Nada mais apropriado para um carro que valoriza o comportamento dinâmico antes da potência, não é? De fato, o Elise de primeira geração era estupidamente leve com seus 725 kg, garantindo aceleração de 0 a 100 km/h em 5,8 segundos — algo impressionante para um carro de 120 cv, vindos de um quatro-cilindros aspirado de 1,8 litro fornecido pela Rover.
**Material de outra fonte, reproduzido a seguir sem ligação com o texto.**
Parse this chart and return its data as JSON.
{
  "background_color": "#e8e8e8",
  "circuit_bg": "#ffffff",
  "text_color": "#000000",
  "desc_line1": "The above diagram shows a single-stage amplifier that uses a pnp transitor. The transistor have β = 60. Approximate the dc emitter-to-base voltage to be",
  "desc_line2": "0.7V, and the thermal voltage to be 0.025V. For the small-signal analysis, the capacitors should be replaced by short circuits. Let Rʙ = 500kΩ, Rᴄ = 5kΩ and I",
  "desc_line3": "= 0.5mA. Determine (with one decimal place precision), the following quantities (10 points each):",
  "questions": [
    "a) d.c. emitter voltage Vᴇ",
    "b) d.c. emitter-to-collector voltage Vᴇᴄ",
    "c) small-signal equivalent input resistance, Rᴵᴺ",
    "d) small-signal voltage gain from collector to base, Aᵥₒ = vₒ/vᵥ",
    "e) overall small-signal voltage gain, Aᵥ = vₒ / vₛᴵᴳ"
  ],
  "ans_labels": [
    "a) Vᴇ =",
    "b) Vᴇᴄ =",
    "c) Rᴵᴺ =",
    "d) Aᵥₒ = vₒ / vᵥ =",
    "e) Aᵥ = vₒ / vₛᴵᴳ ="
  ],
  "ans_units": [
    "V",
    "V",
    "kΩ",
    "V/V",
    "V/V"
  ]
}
Pequeno e ágil (para se ter uma ideia, a primeira geração tinha só 3,7 metros de comprimento), o Elise é um carro divertidíssimo, mas também traiçoeiro. Com tração traseira e entre-eixos curto, não é preciso muita coisa para fazer um Elise desgarrar a traseira, como mostra o vídeo abaixo:

Repare na rodada repentina aos 47 segundos

Por outro lado, nas mãos certas o Elise é uma máquina absurdamente rápida e competente, como demonstra Dean Evans, o cara ao volante deste Elise no Lotus Trophy em 2005 — corrida que, na época, servia de aperitivo para o público da Bathurst 1000, na Austrália. No grid invertido (os mais rápidos largam nas últimas posições), Evans saiu da 16ª posição e assumiu a ponta em uma série de ultrapassagens memoráveis, tudo em uma volta. O vídeo já se tornou um clássico entre os internautas entusiastas, e assistindo fica fácil entender a razão:

Ao longo dos anos, o Elise mudou pouco: cresceu alguns centímetros, ganhou novos motores — atualmente, os quatro-cilindros são fornecidos pela Toyota e vão de um 1.6 aspirado de 136 cv a um 1.8 supercharged de 217 cv. Ele também ganhou peso para atender às cada vez mais rígidas normas de segurança — mas ainda é muito leve, com o Elise básico levando o ponteiro da balança aos 876 kg e o Elise CR, versão aliviada, chegando aos 848 kg.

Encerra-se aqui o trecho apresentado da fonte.